CLOCK AND DATA TRANSITIONS:
- Normally, the SDA pin is pulled high by an external device. Only during SCL low periods can data on the SDA pin change. Changes in data during SCL high periods indicate a start or stop condition, as defined below.
- A start condition is a high-to-low transition of SDA with SCL high that must come before any other command (see Figure 5 on page 9).
- A stop condition is a low-to-high transition of SDA with SCL high. Following a read sequence, the stop command switches the EEPROM to standby power mode.
- All addresses and data words are serially transmitted in 8-bit words to and from the EEPROM. During the ninth clock cycle, the EEPROM sends a zero to acknowledge that it has received each word.
- STANDBY MODE: The AT24C128/256 has a low power standby mode that is enabled: a) upon power-up and b) after the STOP bit is received and any internal operations are completed.
- Any two-wire part can be reset after a protocol interruption, power loss, or system reset by following these steps: (a) Run 9 cycles, (b) look for SDA high in each cycle while SCL is high, and (c) create a start condition while SDA is high.
DEVICE ADDRESSING :
- To enable the chip for a read or write operation, the 128K/256K EEPROM requires an 8-bit device address word following a start condition (see Figure 7 on page 11). The device address word is made up of a one-to-zero sequence for the first five most significant bits, as shown. This is a feature shared by all two-wire EEPROM devices.
- To allow up to four devices on the same bus, the 128K/256K uses the two device address bits A1, and A0. These bits must be compared to their hardwired input pins. If the A1 and A0 pins are allowed to float, an internal proprietary circuit biases them to a logic-low condition.
- The read/write operation select bit is the eighth bit of the device address. If this bit is high, a read operation is started, and if it is low, a write operation is started.

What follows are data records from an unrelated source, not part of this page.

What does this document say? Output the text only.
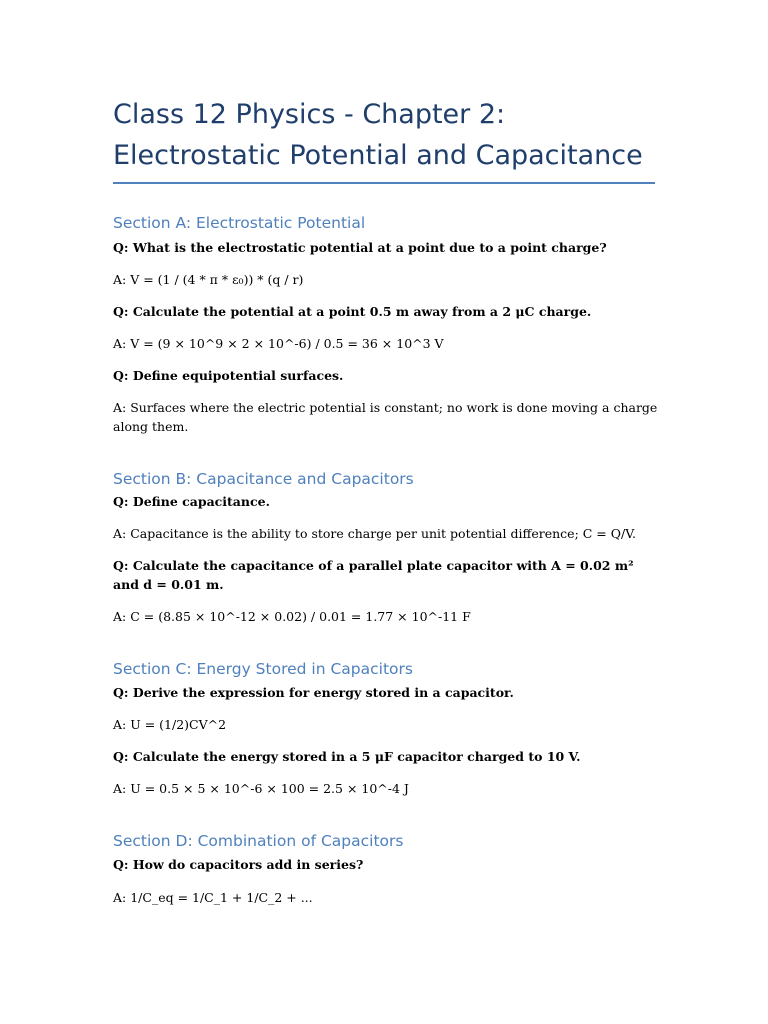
Class 12 Physics - Chapter 2:
Electrostatic Potential and Capacitance
Section A: Electrostatic Potential

Q: What is the electrostatic potential at a point due to a point charge?

A: V = (1 / (4 * π * ε₀)) * (q / r)

Q: Calculate the potential at a point 0.5 m away from a 2 μC charge.

A: V = (9 × 10^9 × 2 × 10^-6) / 0.5 = 36 × 10^3 V

Q: Define equipotential surfaces.

A: Surfaces where the electric potential is constant; no work is done moving a charge along them.

Section B: Capacitance and Capacitors

Q: Define capacitance.

A: Capacitance is the ability to store charge per unit potential difference; C = Q/V.

Q: Calculate the capacitance of a parallel plate capacitor with A = 0.02 m² and d = 0.01 m.

A: C = (8.85 × 10^-12 × 0.02) / 0.01 = 1.77 × 10^-11 F

Section C: Energy Stored in Capacitors

Q: Derive the expression for energy stored in a capacitor.

A: U = (1/2)CV^2

Q: Calculate the energy stored in a 5 μF capacitor charged to 10 V.

A: U = 0.5 × 5 × 10^-6 × 100 = 2.5 × 10^-4 J

Section D: Combination of Capacitors

Q: How do capacitors add in series?

A: 1/C_eq = 1/C_1 + 1/C_2 + ...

- When the device address is compared, the EEPROM returns a zero. If no comparison is made, the device will go into standby mode.
WRITE OPERATIONS :
- A write operation requires two 8-bit data word addresses following the device address word and acknowledgment. Upon receipt of this address, the EEPROM will again respond with a zero and then clock in the first 8-bit data word. Following receipt of the 8-bit data word, the EEPROM will output a zero. The addressing device, such as a microcontroller, then must terminate the write sequence with a stop condition. At this time the EEPROM enters an internally-timed write cycle, tWR, to the nonvolatile memory. All inputs are disabled during this write cycle and the EEPROM will not respond until the write is complete.
READ OPERATIONS :
- Read operations are initiated the same way as write operations with the exception that the read/write select bit in the device address word is set to one. There are three read operations: current address read, random address read, and sequential read.